DDoS works by harnessing a so-called botnet of computers or Internet of Things (IoT) devices infected with malware, and using them to bombard a particular website or service with massive quantities of fraudulent traffic. A bit like prank-calling someone’s landline phone repeatedly until they stop answering any calls, the goal is to overwhelm the victim’s system so that legitimate traffic is unable to get through. The results can be extremely costly: both financially in terms of unwanted downtime and for dented customer loyalty.
There are different types of attack that fall under the broad umbrella of DDoS. Some examples include ICMP (Ping) floods, SYN flood, “Ping of Death” attacks, NTP amplification, HTTP floods, and more. Each differs in the precise way that it overloads a system, although all share the same overarching purpose.
DDoS is becoming more common
Over the past two decades, DDoS attacks have become increasingly widespread. One big reason for this, at least in recent years, is the rise of what is sometimes referred to as “DDoS as a Service.” Like any online service, the concept is to provide something that people want (in this case, providing bad actors with a way to launch large-scale cyberattacks against enemies) as a rental proposition. This lowers the barrier to entry for people wanting to wage a DDoS attack online.
For just a few bucks, customers of these illicit services are able to hire botnets of infected devices and use them to target victims, ranging from rivals to political or ideological enemies. That means that would-be attackers do not have to build a botnet of zombie machines from scratch and can instead rely on a library of existing ones. Such botnets could cost just $20 to $38 per month for a rolling subscription similar to any other legitimate subscription. One example of a DDoS as a Service provider was vDOS, a now-defunct service that launched more than two million DDoS attacks over the course of four years.
Many others have followed suit, with some commanding botnets consisting of hundreds of thousands of infected devices.
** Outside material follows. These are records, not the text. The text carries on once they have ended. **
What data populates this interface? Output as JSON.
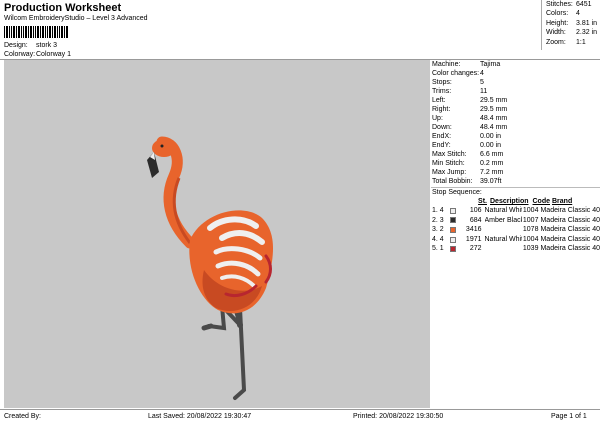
{
  "header": {
    "title": "Production Worksheet",
    "software": "Wilcom EmbroideryStudio – Level 3 Advanced",
    "design_label": "Design:",
    "design_value": "stork 3",
    "colorway_label": "Colorway:",
    "colorway_value": "Colorway 1"
  },
  "stats": [
    {
      "label": "Stitches:",
      "value": "6451"
    },
    {
      "label": "Colors:",
      "value": "4"
    },
    {
      "label": "Height:",
      "value": "3.81 in"
    },
    {
      "label": "Width:",
      "value": "2.32 in"
    },
    {
      "label": "Zoom:",
      "value": "1:1"
    }
  ],
  "machine_info": [
    {
      "label": "Machine:",
      "value": "Tajima"
    },
    {
      "label": "Color changes:",
      "value": "4"
    },
    {
      "label": "Stops:",
      "value": "5"
    },
    {
      "label": "Trims:",
      "value": "11"
    },
    {
      "label": "Left:",
      "value": "29.5 mm"
    },
    {
      "label": "Right:",
      "value": "29.5 mm"
    },
    {
      "label": "Up:",
      "value": "48.4 mm"
    },
    {
      "label": "Down:",
      "value": "48.4 mm"
    },
    {
      "label": "EndX:",
      "value": "0.00 in"
    },
    {
      "label": "EndY:",
      "value": "0.00 in"
    },
    {
      "label": "Max Stitch:",
      "value": "6.6 mm"
    },
    {
      "label": "Min Stitch:",
      "value": "0.2 mm"
    },
    {
      "label": "Max Jump:",
      "value": "7.2 mm"
    },
    {
      "label": "Total Bobbin:",
      "value": "39.07ft"
    }
  ],
  "stop_sequence": {
    "label": "Stop Sequence:",
    "columns": {
      "st": "St.",
      "description": "Description",
      "code": "Code",
      "brand": "Brand"
    },
    "rows": [
      {
        "num": "1.",
        "stop": "4",
        "color": "#efefef",
        "st": "106",
        "description": "Natural White",
        "code": "1004",
        "brand": "Madeira Classic 40"
      },
      {
        "num": "2.",
        "stop": "3",
        "color": "#2b2b2b",
        "st": "684",
        "description": "Amber Black",
        "code": "1007",
        "brand": "Madeira Classic 40"
      },
      {
        "num": "3.",
        "stop": "2",
        "color": "#e8642c",
        "st": "3416",
        "description": "",
        "code": "1078",
        "brand": "Madeira Classic 40"
      },
      {
        "num": "4.",
        "stop": "4",
        "color": "#efefef",
        "st": "1971",
        "description": "Natural White",
        "code": "1004",
        "brand": "Madeira Classic 40"
      },
      {
        "num": "5.",
        "stop": "1",
        "color": "#b8262f",
        "st": "272",
        "description": "",
        "code": "1039",
        "brand": "Madeira Classic 40"
      }
    ]
  },
  "footer": {
    "created_by": "Created By:",
    "last_saved": "Last Saved: 20/08/2022 19:30:47",
    "printed": "Printed: 20/08/2022 19:30:50",
    "page": "Page 1 of 1"
  },
  "colors": {
    "canvas_bg": "#c8c8c8",
    "flamingo_body": "#e8642c",
    "flamingo_shadow": "#c84a22",
    "accent_red": "#b8262f",
    "white_thread": "#efefef",
    "legs": "#4a4a4a"
  }
}
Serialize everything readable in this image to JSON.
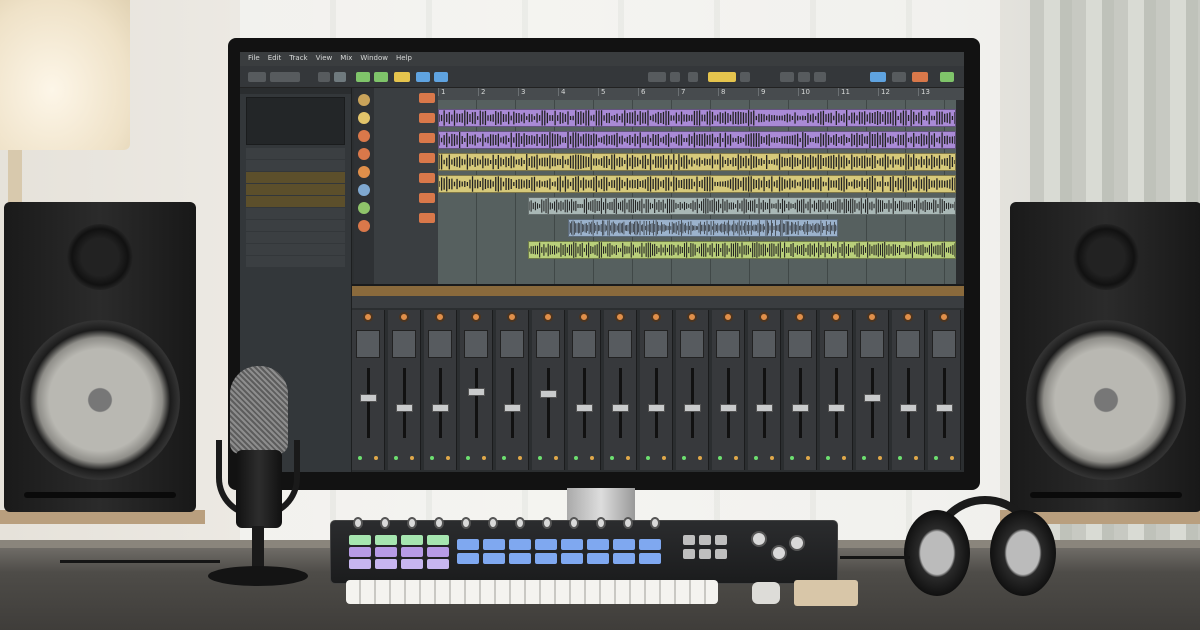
{
  "app": {
    "menu": [
      "File",
      "Edit",
      "Track",
      "View",
      "Mix",
      "Window",
      "Help"
    ],
    "transport_time": "",
    "left_panel": {
      "header": "",
      "rows": [
        "",
        "",
        "",
        "",
        "",
        "",
        "",
        "",
        "",
        ""
      ]
    }
  },
  "ruler_marks": [
    "1",
    "2",
    "3",
    "4",
    "5",
    "6",
    "7",
    "8",
    "9",
    "10",
    "11",
    "12",
    "13"
  ],
  "tracks": [
    {
      "color": "#a98ad6"
    },
    {
      "color": "#a98ad6"
    },
    {
      "color": "#d6c97a"
    },
    {
      "color": "#d6c97a"
    },
    {
      "color": "#a9b8b6"
    },
    {
      "color": "#9bb2cc"
    },
    {
      "color": "#b9cf7a"
    }
  ],
  "mixer": {
    "channels": 17
  },
  "colors": {
    "accent": "#e08f4a",
    "record": "#d9784a",
    "pad_blue": "#7fa8f0",
    "pad_green": "#9fe0a8",
    "pad_purple": "#b79be6"
  }
}
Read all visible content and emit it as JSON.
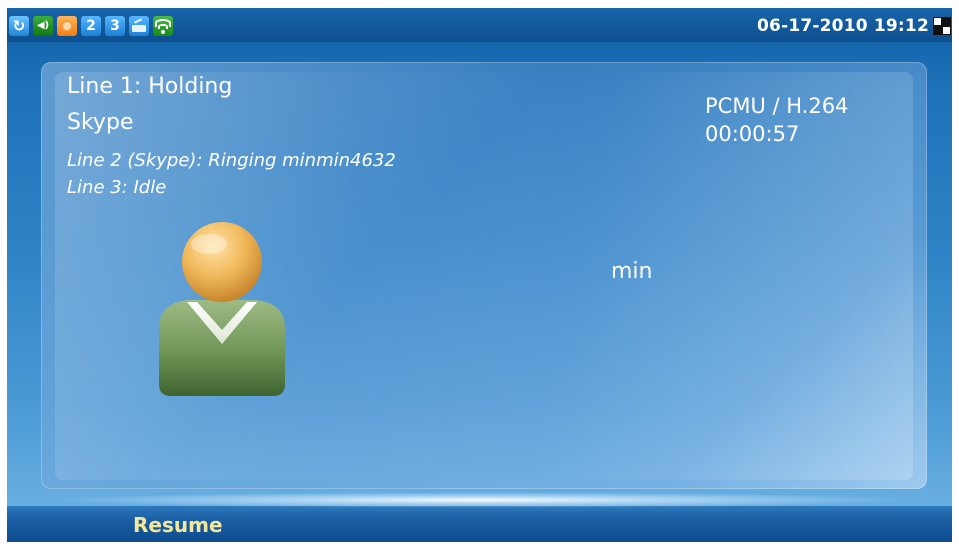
{
  "status_bar": {
    "icons": [
      {
        "name": "sync-icon",
        "glyph": "↻"
      },
      {
        "name": "speaker-icon",
        "glyph": "◀)"
      },
      {
        "name": "hold-icon",
        "glyph": ""
      },
      {
        "name": "line-2-icon",
        "glyph": "2"
      },
      {
        "name": "line-3-icon",
        "glyph": "3"
      },
      {
        "name": "network-icon",
        "glyph": ""
      },
      {
        "name": "wifi-icon",
        "glyph": ""
      }
    ],
    "datetime": "06-17-2010 19:12"
  },
  "call": {
    "line1_status": "Line 1: Holding",
    "line1_account": "Skype",
    "line2_status": "Line 2 (Skype): Ringing minmin4632",
    "line3_status": "Line 3: Idle",
    "codec": "PCMU / H.264",
    "duration": "00:00:57",
    "contact_name": "min"
  },
  "softkeys": {
    "resume_label": "Resume"
  },
  "colors": {
    "background": "#2e83c6",
    "status_bar": "#0d4f8f",
    "softkey_text": "#f5e79a",
    "text": "#ffffff"
  }
}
Cumulatively these can be used to throw enormous attacks of many gigabits per second, providing enough junk data firepower to knock even large websites offline.
Testing your own network?
DDoS as a Service attacks are, unsurprisingly, illegal. For that reason, some rental DDoS enterprises describe what they are doing as providing “stressers.” What this implies is that users of such a service are only buying a DDoS package in order to test how much traffic their own server is able to withstand. It is likely that some people use stressers in this way. For instance, a network administrator may wish to use a stress test prior to launching a new service so as to be able to decide if existing resources, such as bandwidth, are capable of handling the extra burden they will be asked to shoulder.
But there’s also no doubt that some people using a service that requires no verification of their own identity and ownership of a particular server will use it for nefarious means. Other terms for DDoS as a Service include “booters” and “ddosers,” neither of which make any pretence about providing DDoS as a Service for benevolent means.
In addition to aiming to bring down websites or services, or otherwise slow them to unmanageable speeds, some DDoS attackers have used the threat of a crippling attack to try and extort money from targets. Their hope is that victims will calculate the amount of money they could potentially lose from an outage and decide to instead pay a ransom to avoid this taking place. (Note to targets: It’s never a good idea to pay out money to cybercriminals looking to extort you.)
Solutions are available
Fortunately, there are solutions available to the threat of DDoS attacks and their myriad other descriptors. One of the smartest moves is to bring in cybersecurity experts who have developed tools well-equipped for dealing with DDoS attacks. These systems should be able to spot and quickly respond to DDoS attacks in progress; blocking fraudulent traffic, but continuing to let through legitimate requests from real users.
These systems must be capable of scaling with the needs of your business and the size of new cyberattacks, flexible enough to adapt to new challenges, and — perhaps most crucially — fast-moving and consistently effective. Because no-one, whether a business owner or a legitimate user, should have to worry about being victimized by a DDoS attack.